Here we go... again.

http://eetimes.com/electronics-blogs/other/4370908/In-search-of-the-lowest-power-MCU

I will note however that Microchip seems to have raised the art of comparing apples to oranges to a whole new level, by combining the storage-standby power of one family, the RTC-standby of a second, and the active power of yet another; the resulting Frankenstein-esque monstrosity beats the MSP430 on every count!

I'm sold. Where can I buy this PIC24+24+16=PIC64?

;)

Tony

  • Once every year - I remember the contest videos on youtube :-)

    http://www.youtube.com/watch?v=NifzpSOlY2k

    http://www.youtube.com/watch?v=AoTFD4ngZ_w

    http://www.ti.com/lit/wp/slay015/slay015.pdf

  • Oh, the Microchip values are correct and valid.

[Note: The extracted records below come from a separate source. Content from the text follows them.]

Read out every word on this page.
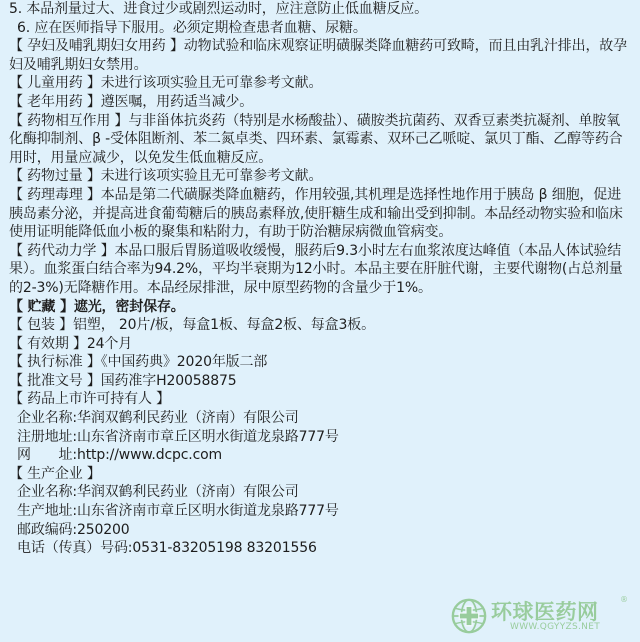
5. 本品剂量过大、进食过少或剧烈运动时，应注意防止低血糖反应。

6. 应在医师指导下服用。必须定期检查患者血糖、尿糖。

【 孕妇及哺乳期妇女用药 】动物试验和临床观察证明磺脲类降血糖药可致畸，而且由乳汁排出，故孕妇及哺乳期妇女禁用。

【 儿童用药 】未进行该项实验且无可靠参考文献。

【 老年用药 】遵医嘱，用药适当减少。

【 药物相互作用 】与非甾体抗炎药（特别是水杨酸盐）、磺胺类抗菌药、双香豆素类抗凝剂、单胺氧化酶抑制剂、β -受体阻断剂、苯二氮卓类、四环素、氯霉素、双环己乙哌啶、氯贝丁酯、乙醇等药合用时，用量应减少，以免发生低血糖反应。

【 药物过量 】未进行该项实验且无可靠参考文献。

【 药理毒理 】本品是第二代磺脲类降血糖药，作用较强,其机理是选择性地作用于胰岛 β 细胞，促进胰岛素分泌，并提高进食葡萄糖后的胰岛素释放,使肝糖生成和输出受到抑制。本品经动物实验和临床使用证明能降低血小板的聚集和粘附力，有助于防治糖尿病微血管病变。

【 药代动力学 】本品口服后胃肠道吸收缓慢，服药后9.3小时左右血浆浓度达峰值（本品人体试验结果）。血浆蛋白结合率为94.2%，平均半衰期为12小时。本品主要在肝脏代谢，主要代谢物(占总剂量的2-3%)无降糖作用。本品经尿排泄，尿中原型药物的含量少于1%。

【 贮藏 】遮光，密封保存。

【 包装 】铝塑， 20片/板，每盒1板、每盒2板、每盒3板。

【 有效期 】24个月

【 执行标准 】《中国药典》2020年版二部

【 批准文号 】国药准字H20058875

【 药品上市许可持有人 】

企业名称:华润双鹤利民药业（济南）有限公司

注册地址:山东省济南市章丘区明水街道龙泉路777号

网　　址:http://www.dcpc.com

【 生产企业 】

企业名称:华润双鹤利民药业（济南）有限公司

生产地址:山东省济南市章丘区明水街道龙泉路777号

邮政编码:250200

电话（传真）号码:0531-83205198 83201556

环球医药网
®
WWW.QGYYZS.NET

They just 'forgot' to count the required power for the robot arm that swaps the CPU based on current operational state :)

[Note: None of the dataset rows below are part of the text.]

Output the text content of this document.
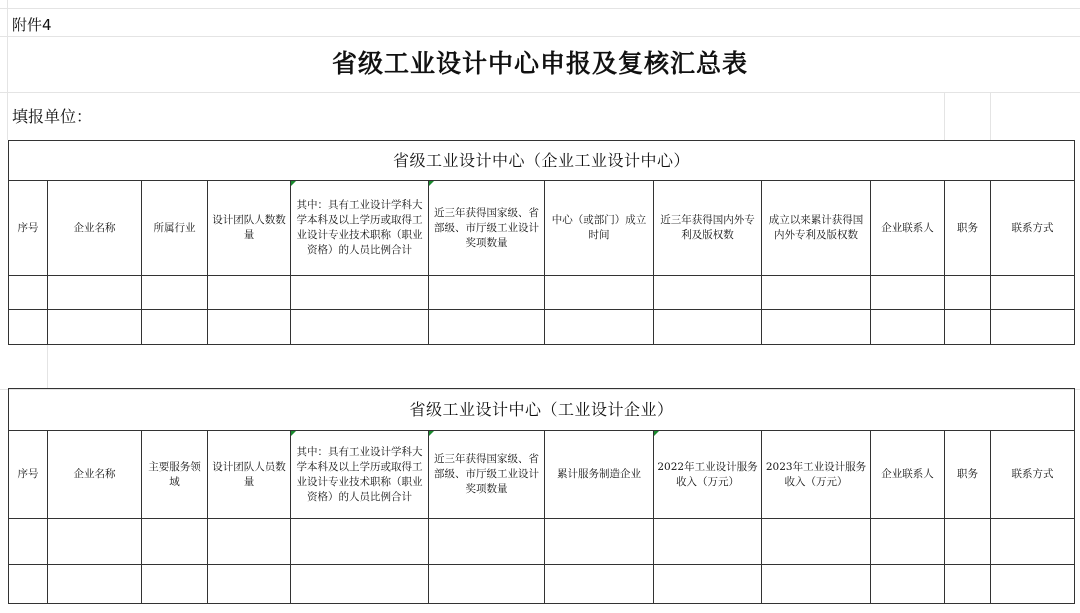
附件4
省级工业设计中心申报及复核汇总表
填报单位：
省级工业设计中心（企业工业设计中心）											
序号	企业名称	所属行业	设计团队人数数量	其中：具有工业设计学科大学本科及以上学历或取得工业设计专业技术职称（职业资格）的人员比例合计	近三年获得国家级、省部级、市厅级工业设计奖项数量	中心（或部门）成立时间	近三年获得国内外专利及版权数	成立以来累计获得国内外专利及版权数	企业联系人	职务	联系方式

省级工业设计中心（工业设计企业）											
序号	企业名称	主要服务领域	设计团队人员数量	其中：具有工业设计学科大学本科及以上学历或取得工业设计专业技术职称（职业资格）的人员比例合计	近三年获得国家级、省部级、市厅级工业设计奖项数量	累计服务制造企业	2022年工业设计服务收入（万元）	2023年工业设计服务收入（万元）	企业联系人	职务	联系方式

    However, the comparisons are interesting.

    The Wolverine has 4 times as much non-volatile memory and also 4 times as much volatile memory, a CPU core with 16 bit instead of 8 bit, faster instructions (so more bang per MHz) and still requires only 3 times the operating current per MHz as the PIC16LF1509.

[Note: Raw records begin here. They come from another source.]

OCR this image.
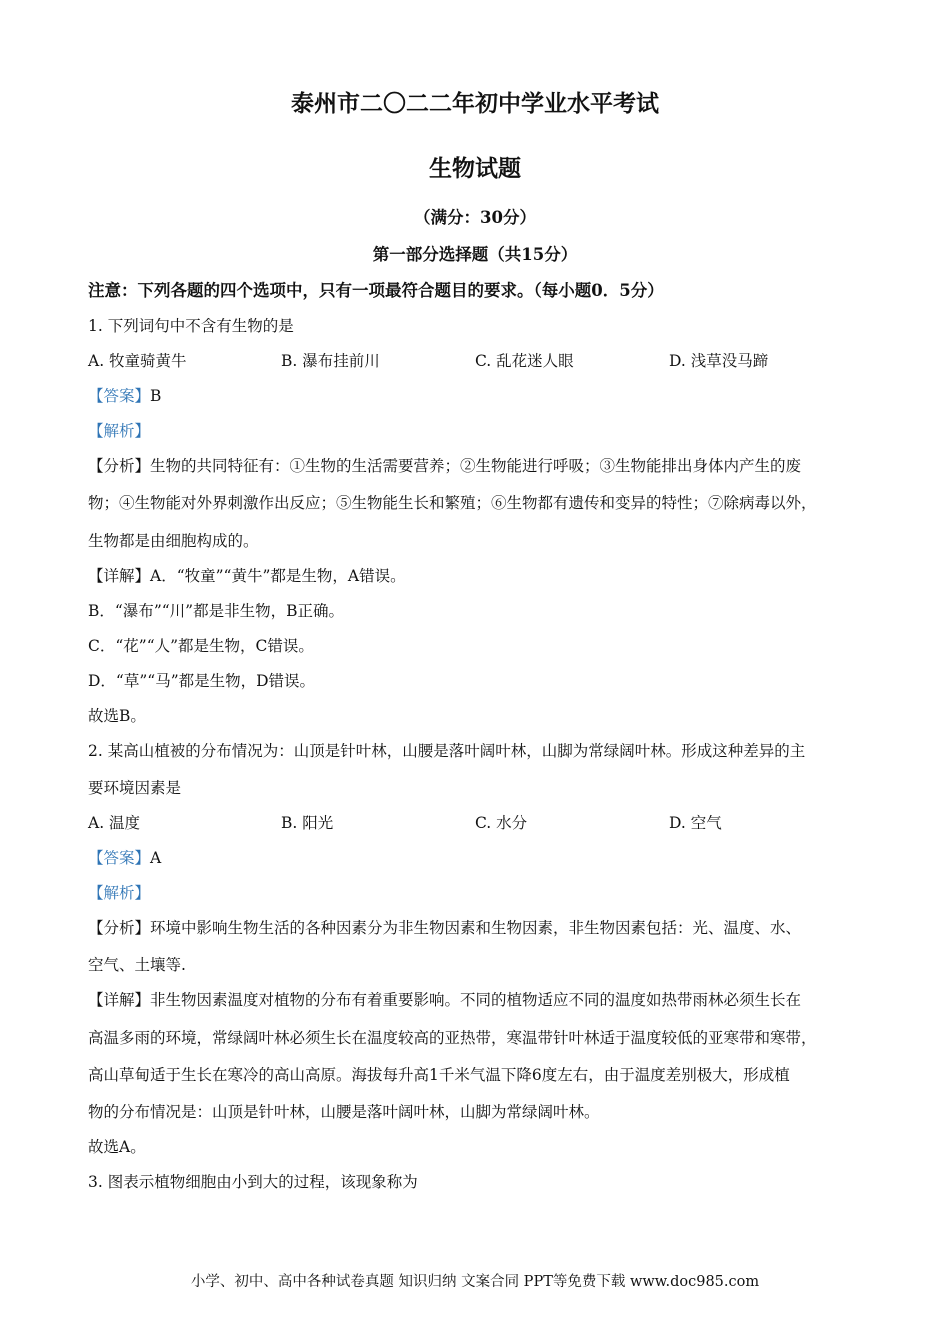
泰州市二〇二二年初中学业水平考试
生物试题
（满分：30分）
第一部分选择题（共15分）
注意：下列各题的四个选项中，只有一项最符合题目的要求。（每小题0．5分）
1. 下列词句中不含有生物的是
A. 牧童骑黄牛	B. 瀑布挂前川	C. 乱花迷人眼	D. 浅草没马蹄
【答案】B
【解析】
【分析】生物的共同特征有：①生物的生活需要营养；②生物能进行呼吸；③生物能排出身体内产生的废
物；④生物能对外界刺激作出反应；⑤生物能生长和繁殖；⑥生物都有遗传和变异的特性；⑦除病毒以外，
生物都是由细胞构成的。
【详解】A．“牧童”“黄牛”都是生物，A错误。
B．“瀑布”“川”都是非生物，B正确。
C．“花”“人”都是生物，C错误。
D．“草”“马”都是生物，D错误。
故选B。
2. 某高山植被的分布情况为：山顶是针叶林，山腰是落叶阔叶林，山脚为常绿阔叶林。形成这种差异的主
要环境因素是
A. 温度	B. 阳光	C. 水分	D. 空气
【答案】A
【解析】
【分析】环境中影响生物生活的各种因素分为非生物因素和生物因素，非生物因素包括：光、温度、水、
空气、土壤等.
【详解】非生物因素温度对植物的分布有着重要影响。不同的植物适应不同的温度如热带雨林必须生长在
高温多雨的环境，常绿阔叶林必须生长在温度较高的亚热带，寒温带针叶林适于温度较低的亚寒带和寒带，
高山草甸适于生长在寒冷的高山高原。海拔每升高1千米气温下降6度左右，由于温度差别极大，形成植
物的分布情况是：山顶是针叶林，山腰是落叶阔叶林，山脚为常绿阔叶林。
故选A。
3. 图表示植物细胞由小到大的过程，该现象称为
小学、初中、高中各种试卷真题 知识归纳 文案合同 PPT等免费下载 www.doc985.com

    I'm sure I can drop the standby current to 0, as the Woverine memory is non-volatile, so if the app is written properly, it can continue form power-up as good as from any sleep mode.

    About the standby with RTC, well, on the Woverine this means including the current for the crystal. The PIC uses an LPRC (something like the VLO) with +-15% accuracy (yes, +-15%!). It can barely be called an RTC. It is an ANTC (almost nearly time clock)
    So 220nA (or even 440nA) for +-15% accuracy compared with 330nA with +-15ppm accuracy.

    Well, the winner is... Microchip. For the most creative reduction of facts to meaningless numbers. I wonder why they haven't bothered to used the sum of digits on their values, to present an even smaller (and even more meaningless) number.